Awards

2015 VLDB Endowment Awards:

– The 2015 VLDB Early Career Researcher Award by the VLDB Endowment:

Christopher Re, for Scalable Integration of Machine Learning and Database Systems Techniques

Christopher Re’s talk at VLDB-15 (research session 25, Thursday September 3 at 13:30):

Using Scalable Inference to Build DeepDive: A Declarative Dark Data System

Abstract for the invited talk: Many pressing questions require that one integrate information from numerous data sources, often expressed in natural languages or in graphics; these forms of media are fraught with imprecision and ambiguity. This talk describes DeepDive, a new type of system designed to cope with these problems. It treats extraction, integration, and prediction as a single inference problem instead of as a series of isolated data tasks. For some paleobiology and materials science tasks, DeepDive-based systems have surpassed human volunteers in data quantity and quality (recall and precision). DeepDive is declarative in that it does not allow users to write algorithms; instead, it asks them to write only features. Our key technical contributions are scalable inference techniques to support this declarative approach, including Hogwild!-style algorithms, and techniques to support feature engineering using classical data management ideas. DeepDive is open source on github and available from DeepDive.stanford.edu.

– VLDB 10-Year Best Paper Award by the VLDB Endowment:

C-Store: Looking back and looking forward, by Mike Stonebraker, Daniel J. Abadi, Adam Batkin, Xuedong Chen, Mitch Cherniack, Miguel Ferreira, Edmond Lau, Amerson Lin, Sam Madden, Elizabeth O’Neil, Pat O’Neil, Alex Rasin, Nga Tran, and Stan Zdonik

This award has been given for innovations in database architecture that impacted the database industry in a profound way.

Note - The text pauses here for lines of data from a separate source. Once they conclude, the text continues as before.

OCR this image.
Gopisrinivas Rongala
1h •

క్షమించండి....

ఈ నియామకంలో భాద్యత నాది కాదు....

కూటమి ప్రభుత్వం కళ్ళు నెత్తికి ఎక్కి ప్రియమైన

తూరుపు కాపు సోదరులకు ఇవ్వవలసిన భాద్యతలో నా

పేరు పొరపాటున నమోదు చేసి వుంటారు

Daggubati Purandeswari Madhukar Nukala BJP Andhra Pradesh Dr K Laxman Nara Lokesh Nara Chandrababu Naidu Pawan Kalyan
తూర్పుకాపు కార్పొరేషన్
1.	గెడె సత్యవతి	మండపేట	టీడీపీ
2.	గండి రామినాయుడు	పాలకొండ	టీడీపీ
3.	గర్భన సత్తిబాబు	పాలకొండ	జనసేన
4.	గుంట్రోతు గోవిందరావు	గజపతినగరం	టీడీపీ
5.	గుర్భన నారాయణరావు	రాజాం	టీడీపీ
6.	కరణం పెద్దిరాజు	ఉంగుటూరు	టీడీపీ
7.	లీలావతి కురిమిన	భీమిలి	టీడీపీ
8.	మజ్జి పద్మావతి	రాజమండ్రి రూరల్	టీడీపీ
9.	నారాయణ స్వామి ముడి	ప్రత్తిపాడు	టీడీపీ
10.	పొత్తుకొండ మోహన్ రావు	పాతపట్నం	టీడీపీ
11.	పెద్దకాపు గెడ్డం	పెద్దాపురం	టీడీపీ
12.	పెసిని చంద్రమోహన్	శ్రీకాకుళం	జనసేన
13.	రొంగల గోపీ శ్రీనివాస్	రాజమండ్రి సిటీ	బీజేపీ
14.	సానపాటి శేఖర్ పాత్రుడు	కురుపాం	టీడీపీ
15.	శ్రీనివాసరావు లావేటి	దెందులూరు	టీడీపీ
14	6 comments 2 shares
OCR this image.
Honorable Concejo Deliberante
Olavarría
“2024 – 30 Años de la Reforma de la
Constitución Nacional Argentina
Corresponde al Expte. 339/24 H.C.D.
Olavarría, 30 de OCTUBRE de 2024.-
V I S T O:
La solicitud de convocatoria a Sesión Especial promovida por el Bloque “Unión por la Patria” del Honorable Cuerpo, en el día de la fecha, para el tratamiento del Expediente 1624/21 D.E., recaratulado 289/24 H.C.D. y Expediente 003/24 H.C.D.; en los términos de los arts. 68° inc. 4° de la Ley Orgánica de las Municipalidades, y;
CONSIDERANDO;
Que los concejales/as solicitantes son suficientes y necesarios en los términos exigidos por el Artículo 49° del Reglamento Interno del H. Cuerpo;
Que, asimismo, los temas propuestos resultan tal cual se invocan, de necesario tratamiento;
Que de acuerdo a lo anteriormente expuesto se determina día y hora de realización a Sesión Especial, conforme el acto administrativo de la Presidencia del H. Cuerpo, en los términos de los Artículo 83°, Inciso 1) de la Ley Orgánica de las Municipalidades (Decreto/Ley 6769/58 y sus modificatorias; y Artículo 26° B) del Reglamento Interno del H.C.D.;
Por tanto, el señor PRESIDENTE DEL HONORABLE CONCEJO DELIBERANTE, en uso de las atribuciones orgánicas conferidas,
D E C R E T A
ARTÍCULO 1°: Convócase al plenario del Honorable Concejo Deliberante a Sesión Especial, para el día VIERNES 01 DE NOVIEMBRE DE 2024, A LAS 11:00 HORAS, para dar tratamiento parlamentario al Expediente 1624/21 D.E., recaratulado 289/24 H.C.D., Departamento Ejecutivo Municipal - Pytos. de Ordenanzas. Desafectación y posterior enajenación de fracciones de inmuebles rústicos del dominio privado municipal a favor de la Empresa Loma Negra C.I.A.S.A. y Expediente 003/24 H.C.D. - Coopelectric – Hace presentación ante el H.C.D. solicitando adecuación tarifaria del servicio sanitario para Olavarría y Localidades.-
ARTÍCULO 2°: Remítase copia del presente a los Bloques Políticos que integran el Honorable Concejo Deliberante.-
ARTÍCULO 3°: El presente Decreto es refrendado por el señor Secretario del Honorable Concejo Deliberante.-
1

Abstract for the invited talk: The idea to serialize relational tables on storage column-by-column instead of row-by-row has been around since the 1970s. However, the vast majority of data warehousing and analytical database system implementations stored tables row-by-row in 2005 when the C-Store paper was published. In this talk we will highlight the design decisions made in the C-Store architecture that resulted in a practical, highly performant implantation of a column-store that avoided many of the pitfalls and disadvantages of previous column-store systems, and served as a blueprint for a highly successful commercial column-store implementation (Vertica) — parts of which have been adopted by almost every major data warehousing and analytical database vendor in the decade since the C-Store paper was published. We will then look forward and discuss the future problems, technologies and architectures in the analytical database system space.

2015 VLDB Conference Awards:

– The VLDB PC Best-Paper Award:

Constructing an Interactive Natural Language Interface for Relational Databases, by Fei Li and H. V. Jagadish

The paper proposes an interactive natural language interface for relational databases, which enables novice users to construct complex queries. It improves the usability of an RDBMS, as it enables anyone to use the ask questions to a database system. This paper is likely to start a new line of research as well as products.

For a query expressed in natural language, the interface interacts with the user in several steps (as we do in real life to make our questions more precise) in determining the query semantics and subsequently generating the corresponding SQL. At each step, the system interactively presents to the user its own understanding of the query through alternatives, as opposed to just final answers. The authors rely on a query tree structure to represent the interpretation of an NLP query from the database’s perspective, which facilitates verification by users, and translation into SQL. The system (NLIDB) was implemented following the component-based approach, where each component can be independently constructed, optimized or substituted. The experiments involve real users and verify the feasibility of the approach and illustrate the strengths of the system/approach.

– The VLDB PC Best-Paper Runner Up:

Resource Bricolage for Parallel Database Systems, by Jiexing Li, Jeffrey Naughton, and Rimma V. Nehme

This is a core database systems paper that addresses a real problem, mainly how to deal with the heterogeneity in the machines composing a cluster-based database system. The paper proposes a mechanism (“Resource Bricolage”) to make efficient use of heterogeneous hardware when processing a workload in a parallel database system. It addresses a very relevant problem (clusters don’t grow homogeneously) and is the first paper on this subject. The approach is relatively simple and practical, using linear programming to optimize data distribution – and thus resource consumption – in a cluster. The techniques were implemented on top of Microsoft SQL server parallel data warehouse. Overall, this is an excellent and impactful paper. One can envision many extensions that can follow up from this research.